トニー・アボット・オーストラリア首相、ブロンウィン・ビショップ下院議長、スティーブン・パリー上院議長、ビル・ショーテン野党党首、
下院ならびに上院議員の皆様、私は、この催しが執り行われております、まさしくその土地の古来の持ち主である皆様、並びにその
過去と今日の長老たちに、敬意を表したく存じます。
皆様、戦後を、それ以前の時代に対する痛切な反省とともに始めた日本人は、平和を、ひたぶるに、ただひたぶるに願って今日まで
歩んできました。20世紀の惨禍を二度と繰り返させまい。日本が立てた戦後の誓いはいまに生き、今後も変わるところがなく、かつ
その点に、一切疑問の余地はありません。このことを、私は豪州の立法府において、威儀を正し、高らかに宣言するものです。
私たちの父や、祖父の時代に、ココダがあり、サンダカンがありました。何人の、将来あるオーストラリアの若者が命を落としたか。
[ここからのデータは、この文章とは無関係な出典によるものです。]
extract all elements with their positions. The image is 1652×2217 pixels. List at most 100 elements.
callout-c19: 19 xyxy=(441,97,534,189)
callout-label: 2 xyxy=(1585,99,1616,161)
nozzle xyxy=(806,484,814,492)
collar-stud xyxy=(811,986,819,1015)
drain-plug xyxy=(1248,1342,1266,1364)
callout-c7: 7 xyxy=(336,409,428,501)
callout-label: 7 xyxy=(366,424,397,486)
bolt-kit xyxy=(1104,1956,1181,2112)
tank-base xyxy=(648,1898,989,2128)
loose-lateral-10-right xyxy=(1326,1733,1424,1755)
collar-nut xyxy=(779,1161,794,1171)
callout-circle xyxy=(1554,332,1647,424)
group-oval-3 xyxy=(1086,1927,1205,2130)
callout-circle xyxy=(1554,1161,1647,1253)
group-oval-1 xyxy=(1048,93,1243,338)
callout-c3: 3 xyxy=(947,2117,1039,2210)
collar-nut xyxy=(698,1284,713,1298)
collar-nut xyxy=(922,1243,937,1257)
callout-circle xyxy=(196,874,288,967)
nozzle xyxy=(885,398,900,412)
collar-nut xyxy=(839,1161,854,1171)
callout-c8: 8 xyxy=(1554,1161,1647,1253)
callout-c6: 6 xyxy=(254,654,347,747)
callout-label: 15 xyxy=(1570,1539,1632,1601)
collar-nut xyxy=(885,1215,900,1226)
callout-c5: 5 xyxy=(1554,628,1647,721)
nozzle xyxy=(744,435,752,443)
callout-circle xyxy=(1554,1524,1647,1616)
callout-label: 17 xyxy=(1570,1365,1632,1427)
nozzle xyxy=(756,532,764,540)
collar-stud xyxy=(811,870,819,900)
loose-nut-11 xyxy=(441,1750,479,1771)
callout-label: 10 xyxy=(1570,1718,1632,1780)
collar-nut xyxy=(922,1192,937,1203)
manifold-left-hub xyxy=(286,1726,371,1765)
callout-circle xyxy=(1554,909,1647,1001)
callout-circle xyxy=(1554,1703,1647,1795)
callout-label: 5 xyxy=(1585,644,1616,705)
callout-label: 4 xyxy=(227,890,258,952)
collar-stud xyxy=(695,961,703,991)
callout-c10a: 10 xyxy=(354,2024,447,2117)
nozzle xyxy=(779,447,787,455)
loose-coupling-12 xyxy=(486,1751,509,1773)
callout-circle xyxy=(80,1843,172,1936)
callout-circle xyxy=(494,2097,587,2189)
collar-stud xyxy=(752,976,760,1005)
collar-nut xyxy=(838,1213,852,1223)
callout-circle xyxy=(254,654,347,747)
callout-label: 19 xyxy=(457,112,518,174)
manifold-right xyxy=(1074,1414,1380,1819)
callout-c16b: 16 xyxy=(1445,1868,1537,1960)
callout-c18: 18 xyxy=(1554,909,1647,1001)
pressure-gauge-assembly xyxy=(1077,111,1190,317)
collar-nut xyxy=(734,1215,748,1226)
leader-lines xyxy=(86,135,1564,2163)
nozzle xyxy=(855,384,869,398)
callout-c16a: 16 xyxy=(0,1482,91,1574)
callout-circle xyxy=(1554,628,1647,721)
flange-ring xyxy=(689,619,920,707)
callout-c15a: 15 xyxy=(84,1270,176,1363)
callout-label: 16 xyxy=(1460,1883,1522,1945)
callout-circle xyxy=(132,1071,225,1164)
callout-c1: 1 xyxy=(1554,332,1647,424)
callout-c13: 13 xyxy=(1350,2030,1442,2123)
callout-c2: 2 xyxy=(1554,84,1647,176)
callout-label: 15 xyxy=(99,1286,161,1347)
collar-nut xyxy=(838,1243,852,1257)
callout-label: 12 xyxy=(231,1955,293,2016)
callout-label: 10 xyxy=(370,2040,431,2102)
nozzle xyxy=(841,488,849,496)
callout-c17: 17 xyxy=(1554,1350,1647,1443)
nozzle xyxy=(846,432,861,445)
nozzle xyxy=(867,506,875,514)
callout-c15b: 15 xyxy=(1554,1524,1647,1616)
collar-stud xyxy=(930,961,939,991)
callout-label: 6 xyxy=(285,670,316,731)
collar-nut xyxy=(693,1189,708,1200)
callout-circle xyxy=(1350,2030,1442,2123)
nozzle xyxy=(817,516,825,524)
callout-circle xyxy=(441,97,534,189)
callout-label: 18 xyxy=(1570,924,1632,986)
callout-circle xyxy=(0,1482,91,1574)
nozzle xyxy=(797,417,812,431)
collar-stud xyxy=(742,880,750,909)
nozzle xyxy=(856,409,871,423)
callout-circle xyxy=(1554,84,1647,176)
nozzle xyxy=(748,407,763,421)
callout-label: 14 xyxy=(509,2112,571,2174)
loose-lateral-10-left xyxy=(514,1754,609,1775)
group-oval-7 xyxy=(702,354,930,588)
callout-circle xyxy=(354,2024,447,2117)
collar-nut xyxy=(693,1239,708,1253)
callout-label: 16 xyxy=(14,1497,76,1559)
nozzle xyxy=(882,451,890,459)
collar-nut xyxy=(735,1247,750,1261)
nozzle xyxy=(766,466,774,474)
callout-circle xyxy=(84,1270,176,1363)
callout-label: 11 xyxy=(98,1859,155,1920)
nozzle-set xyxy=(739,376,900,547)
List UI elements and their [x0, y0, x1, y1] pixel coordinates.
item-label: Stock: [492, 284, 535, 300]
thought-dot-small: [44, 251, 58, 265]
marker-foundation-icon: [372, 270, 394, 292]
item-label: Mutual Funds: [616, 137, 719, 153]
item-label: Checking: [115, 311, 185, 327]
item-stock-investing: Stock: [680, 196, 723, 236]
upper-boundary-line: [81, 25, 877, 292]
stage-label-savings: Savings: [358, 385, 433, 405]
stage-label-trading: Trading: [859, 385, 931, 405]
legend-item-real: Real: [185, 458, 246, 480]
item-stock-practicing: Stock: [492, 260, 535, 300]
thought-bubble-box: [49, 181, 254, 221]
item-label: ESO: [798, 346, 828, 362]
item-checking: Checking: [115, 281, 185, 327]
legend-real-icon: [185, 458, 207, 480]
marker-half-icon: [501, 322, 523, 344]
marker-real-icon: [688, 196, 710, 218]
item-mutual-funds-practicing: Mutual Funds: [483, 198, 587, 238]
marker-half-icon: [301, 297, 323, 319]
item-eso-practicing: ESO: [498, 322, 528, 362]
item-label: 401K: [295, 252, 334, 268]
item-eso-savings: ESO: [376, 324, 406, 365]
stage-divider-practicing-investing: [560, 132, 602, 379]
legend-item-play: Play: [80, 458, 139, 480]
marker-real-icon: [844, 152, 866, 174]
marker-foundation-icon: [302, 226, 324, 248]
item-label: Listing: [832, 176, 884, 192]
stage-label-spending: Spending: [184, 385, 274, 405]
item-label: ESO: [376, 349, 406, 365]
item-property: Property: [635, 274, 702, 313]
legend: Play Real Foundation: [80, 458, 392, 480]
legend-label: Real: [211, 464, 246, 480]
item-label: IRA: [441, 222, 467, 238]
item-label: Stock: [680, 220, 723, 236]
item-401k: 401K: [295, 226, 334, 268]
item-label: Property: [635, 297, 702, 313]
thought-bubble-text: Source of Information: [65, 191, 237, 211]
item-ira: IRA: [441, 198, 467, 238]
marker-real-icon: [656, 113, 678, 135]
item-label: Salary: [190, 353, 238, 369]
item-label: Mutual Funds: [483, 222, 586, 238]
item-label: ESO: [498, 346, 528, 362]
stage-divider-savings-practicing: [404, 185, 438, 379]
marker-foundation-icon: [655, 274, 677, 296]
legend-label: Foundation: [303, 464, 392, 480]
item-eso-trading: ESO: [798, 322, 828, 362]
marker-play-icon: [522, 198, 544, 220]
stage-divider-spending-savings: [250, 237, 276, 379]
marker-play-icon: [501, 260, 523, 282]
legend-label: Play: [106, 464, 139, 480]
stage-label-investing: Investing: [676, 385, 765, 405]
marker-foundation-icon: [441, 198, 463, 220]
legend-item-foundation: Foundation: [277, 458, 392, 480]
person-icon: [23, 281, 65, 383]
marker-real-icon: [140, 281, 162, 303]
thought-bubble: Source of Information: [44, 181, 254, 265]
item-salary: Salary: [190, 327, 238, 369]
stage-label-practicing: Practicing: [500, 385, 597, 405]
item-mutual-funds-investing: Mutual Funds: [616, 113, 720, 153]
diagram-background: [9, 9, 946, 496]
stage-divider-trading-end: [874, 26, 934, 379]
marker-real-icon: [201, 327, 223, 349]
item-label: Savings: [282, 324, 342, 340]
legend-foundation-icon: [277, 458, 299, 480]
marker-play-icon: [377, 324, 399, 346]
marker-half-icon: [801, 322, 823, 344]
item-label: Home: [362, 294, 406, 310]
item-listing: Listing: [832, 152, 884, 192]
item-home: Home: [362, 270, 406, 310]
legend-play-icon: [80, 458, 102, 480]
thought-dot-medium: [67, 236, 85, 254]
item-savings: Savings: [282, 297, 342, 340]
生き残った人々が、戦後長く苦痛の記憶を抱え、どれほど苦しんだか。歴史の暴戻を前に、私は語るべき言葉をもちません。
亡くなった多くの御霊に対し、私はここに、日本国と日本国民を代表し、心中からなる哀悼の誠を捧げます。
あれは、1968年のことでした。一人の日本女性を皆さんが招いてくれたことに、私はいまも心打たれるものを感じます。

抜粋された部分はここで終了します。